Hierzulande ist die AfD-Wahlkampfparole „Alice für Deutschland“ eine ähnliche Chiffre, die natürlich nicht zufällig an den verbotenen SA-Spruch erinnert, sondern bewusst bis ins neonazistische Spektrum hinein signalisiert: Wir sind eure Leute. Der weitere entscheidende Kontext bei Musks eindeutigem Hitlergruß ist: Elon Musk ist der reichste Mann der Welt, der als Tech-Millardär auch aus Kapitalinteressen jene autoritären Kräfte pampert, die liberale Demokratien mit ihren störenden Regularien zurechtstutzen.
Der erste globale Oligarch, der weltweit Rechtsextreme unterstützt und der im vermeintlichen Kampf um angebliche Meinungsfreiheit nach dem Kauf der Plattform Twitter Hass und Hetze fördert – und dann die Reichweite von Kritikern drosselt. Die kognitive Dissonanz hierzulande, die Geste von Musk nicht als das zu benennen, was sie ist, bleibt dabei wirklich erstaunlich.
Aber sieht natürlich auch blöd aus, wenn eines der größten Verlagshäuser Deutschlands, namentlich der Springer-Konzern, vor einem Typen kriecht, der Trumps Amtseinführung per Hitlergruß feiert – und ihm weiter dabei hilft, disruptiv in den Wahlkampf einzugreifen. [….]
Trumpistan bleibt sich treu und beweist jeden Tag auf’s Neue, immer noch schocken zu können. Nun streckt auch die ZEIT ihre Waffen und kriecht zu Hakenkreuze.
Sogar die SZ wird auffällig ausführlich im Umgang mit dem mächtigsten AfD-Freund. Sie erklärt korrekt die Hintergründe; drückt sich aber um eine Bewertung.
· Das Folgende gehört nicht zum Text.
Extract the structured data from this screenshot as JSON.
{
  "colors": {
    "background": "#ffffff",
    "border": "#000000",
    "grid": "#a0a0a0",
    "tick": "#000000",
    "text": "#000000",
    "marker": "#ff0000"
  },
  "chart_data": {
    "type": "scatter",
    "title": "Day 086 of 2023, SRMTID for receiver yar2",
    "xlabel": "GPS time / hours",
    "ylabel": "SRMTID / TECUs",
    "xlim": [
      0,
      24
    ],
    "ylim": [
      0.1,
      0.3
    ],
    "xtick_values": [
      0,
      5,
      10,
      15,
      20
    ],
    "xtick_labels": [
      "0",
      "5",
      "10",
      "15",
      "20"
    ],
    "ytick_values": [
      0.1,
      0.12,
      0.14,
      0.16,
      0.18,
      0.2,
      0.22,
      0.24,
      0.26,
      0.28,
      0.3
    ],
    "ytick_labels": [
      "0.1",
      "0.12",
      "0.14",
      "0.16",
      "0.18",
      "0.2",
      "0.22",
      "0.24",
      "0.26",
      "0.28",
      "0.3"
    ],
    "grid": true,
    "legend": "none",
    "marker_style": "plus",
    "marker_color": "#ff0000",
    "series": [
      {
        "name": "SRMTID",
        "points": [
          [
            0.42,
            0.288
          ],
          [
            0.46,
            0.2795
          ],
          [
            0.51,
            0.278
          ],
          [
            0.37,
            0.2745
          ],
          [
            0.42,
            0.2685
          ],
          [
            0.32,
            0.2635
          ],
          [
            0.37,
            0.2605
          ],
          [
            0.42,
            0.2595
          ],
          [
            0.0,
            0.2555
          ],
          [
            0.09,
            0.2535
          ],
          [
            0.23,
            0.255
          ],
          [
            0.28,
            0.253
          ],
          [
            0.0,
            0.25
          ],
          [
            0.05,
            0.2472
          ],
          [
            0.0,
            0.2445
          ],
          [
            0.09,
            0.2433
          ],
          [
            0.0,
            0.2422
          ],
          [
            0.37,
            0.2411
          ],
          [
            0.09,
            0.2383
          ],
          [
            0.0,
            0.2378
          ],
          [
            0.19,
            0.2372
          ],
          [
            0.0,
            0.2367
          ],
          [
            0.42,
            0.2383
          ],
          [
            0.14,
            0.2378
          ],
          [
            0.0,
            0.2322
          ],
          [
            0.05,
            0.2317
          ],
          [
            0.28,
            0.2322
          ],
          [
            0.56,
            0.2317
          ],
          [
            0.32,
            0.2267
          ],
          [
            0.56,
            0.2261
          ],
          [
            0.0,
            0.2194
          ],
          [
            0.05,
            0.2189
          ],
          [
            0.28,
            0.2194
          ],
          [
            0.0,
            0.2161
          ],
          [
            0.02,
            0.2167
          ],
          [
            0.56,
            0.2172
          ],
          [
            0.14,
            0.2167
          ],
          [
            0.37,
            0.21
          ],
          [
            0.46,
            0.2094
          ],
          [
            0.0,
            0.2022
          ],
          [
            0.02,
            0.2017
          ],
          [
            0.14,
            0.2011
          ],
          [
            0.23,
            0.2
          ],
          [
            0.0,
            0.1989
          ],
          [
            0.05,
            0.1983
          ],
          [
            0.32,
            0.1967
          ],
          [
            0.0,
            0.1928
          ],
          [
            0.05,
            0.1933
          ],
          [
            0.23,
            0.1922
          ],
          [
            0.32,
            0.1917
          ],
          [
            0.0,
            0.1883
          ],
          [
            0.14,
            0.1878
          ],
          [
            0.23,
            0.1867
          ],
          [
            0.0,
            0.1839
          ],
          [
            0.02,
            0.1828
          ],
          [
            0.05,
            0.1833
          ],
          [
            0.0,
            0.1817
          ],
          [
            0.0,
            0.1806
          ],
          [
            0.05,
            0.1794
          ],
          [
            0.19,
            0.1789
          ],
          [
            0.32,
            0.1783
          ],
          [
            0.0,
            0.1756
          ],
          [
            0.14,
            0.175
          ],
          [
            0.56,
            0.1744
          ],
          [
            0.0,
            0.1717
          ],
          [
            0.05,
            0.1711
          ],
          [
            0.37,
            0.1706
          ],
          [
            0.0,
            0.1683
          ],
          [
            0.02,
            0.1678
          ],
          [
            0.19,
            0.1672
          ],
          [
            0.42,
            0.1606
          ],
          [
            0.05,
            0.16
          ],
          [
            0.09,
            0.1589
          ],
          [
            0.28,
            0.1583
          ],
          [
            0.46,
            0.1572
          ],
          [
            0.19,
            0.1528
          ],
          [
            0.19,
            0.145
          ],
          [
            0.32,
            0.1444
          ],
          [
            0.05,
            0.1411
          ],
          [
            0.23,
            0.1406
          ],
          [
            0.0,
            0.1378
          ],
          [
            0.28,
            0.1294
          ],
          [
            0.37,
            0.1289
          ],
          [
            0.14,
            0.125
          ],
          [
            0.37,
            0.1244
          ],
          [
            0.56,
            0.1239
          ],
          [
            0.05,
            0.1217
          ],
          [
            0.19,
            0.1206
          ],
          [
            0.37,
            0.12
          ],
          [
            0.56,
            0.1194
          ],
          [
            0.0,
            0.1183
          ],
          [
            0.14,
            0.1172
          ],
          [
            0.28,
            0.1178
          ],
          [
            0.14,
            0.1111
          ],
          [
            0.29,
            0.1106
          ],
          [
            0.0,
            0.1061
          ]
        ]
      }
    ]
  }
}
[….] Den zackig ausgestreckten, erhobenen Arm hatten sich die Nazis von Hitlers anfänglichem Vorbild Benito Mussolini abgeschaut, faschistischer Diktator seit 1922. Dieser wiederum hatte eine zuvor schon in rechten Kreisen beliebte Geste übernommen, die fälschlicherweise auf die Antike zurückgeführt wird. [….] In Italien ist der römische Gruß gesetzlich verboten, allerdings wird er in der Praxis und von Gerichten gelegentlich geduldet. So etwa wenn an jedem 7. Januar des Jahres bei einer Gedenkveranstaltung von Faschisten in der Via Acca Larentia in Rom Tausende schwarz gekleideter Bürgerinnen und Bürger zusammenkommen, um an zwei 1978 von Linksradikalen getötete und einen weiteren später verstorbenen Neofaschisten zu erinnern. Am Ende der Schweigeminuten entbieten sie, strammgestanden und im absoluten Gleichklang, mit dröhnenden Rufen dreimal den römischen Gruß – eine gespenstische Szene für jeden Unbeteiligten, der sich das anschaut; gerade ist es wieder so weit gewesen. Auch in Deutschland ist der „Hitlergruß“ laut Strafgesetzbuch verboten. [….]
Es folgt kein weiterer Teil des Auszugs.